VHM. Lo de la Plaza de Mayo es una experiencia que una semana más tarde no consigo ubicar. Es como querer colocar una prenda que así la pongas de cualquier manera, no entra en el cajón. Lo cerrás y algo se queda afuera.

El día fue devastador para mi tímido carácter, disimulado por una carcasa que oculta esa verdad. Empezó cuando Martín Sabatella, el presidente de la Afsca, me habló, en el teléfono, de una tarima que iban a poner en la plaza para que hablase como único orador. Un golpe de electricidad me recorrió el cuerpo. “No, Martín, ¿qué voy a decir?”. Después alguien comentó que la mano venía muy fuerte, que habría como diez mil personas. Imaginé que eso sería imposible, porque la convocatoria la habían hecho el día anterior. Miré a través de un ventanal y el día estaba oscuro. Iba a llover. Menos mal.

A las cinco de la tarde llegó Sabatella, que venía de un cuerpo a cuerpo con la Policía de Macri, que le impedía el ingreso al edificio pese a una decisión judicial favorable. Al rato se paró y fue hasta un pequeño salón de mi casa para hablar por teléfono como una media hora. Cuando volvió, me entregó el aparato y dijo: «Tomá, te quiere hablar». “¿Quién es?”, pregunté. “Cristina quiere hablar contigo”, me dijo, y me pasó el teléfono.

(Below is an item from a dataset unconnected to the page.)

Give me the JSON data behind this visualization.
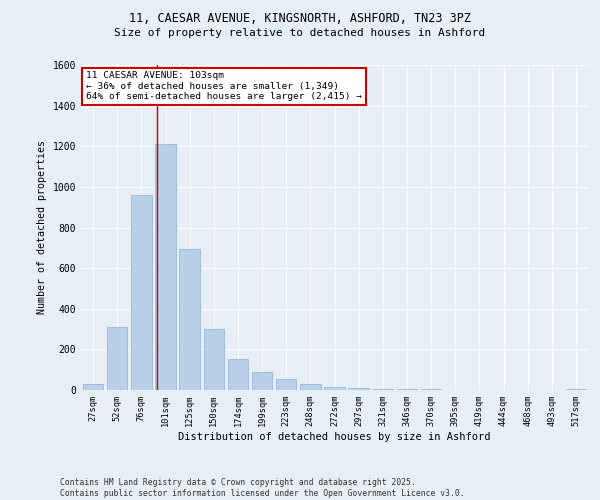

Era la presidenta. Le había dado dos veces la mano. La primera había sido en la presentación de un libro de mi amigo Adrián Paenza. «Mucho gusto en conocerte», creo que dijo. La vez siguiente fue en la Plaza de Mayo, en la entrega de unos premios sobre derechos humanos. «Te lo merecés, felicitaciones». Eso había sido todo. Ahora hablaba con una energía deslumbrante por ese momento político. La fuerza de su discurso era inalcanzable. Aún no había reaparecido públicamente, pero este atribulado interlocutor podía asegurar que estaba intacta, fuerte, ilusionada. Nada dijo de la plaza ni de mí.

Después partimos. Sabatella había venido a buscarme porque no me sentía seguro. Por dónde ingresar, cómo evitar el contacto directo con la gente para llegar al estrado. “Venís conmigo, será fácil, vas a ver”.

No fue tan simple, más bien todo lo contrario, pero sin Sabatella nunca hubiese llegado a lo que al final era un camión atravesado, no un pobre e improvisado estrado, ni siquiera una tarima. La Policía había puesto algún obstáculo, y lo resolvieron de esa manera. Pasé entre la gente como esos boxeadores de la televisión que van al ring por una calle bien estrecha. Al final del pasillo, como si anduviese en un bosque tupido con las ramas golpeando mi cuerpo y mi cara, vi la escalera del camión. Sentí que ponía una pierna entre las cuerdas y de pronto estaba en el medio del cuadrilátero. Entonces vi a la gente de la plaza. Dios mío, ¿qué hago aquí?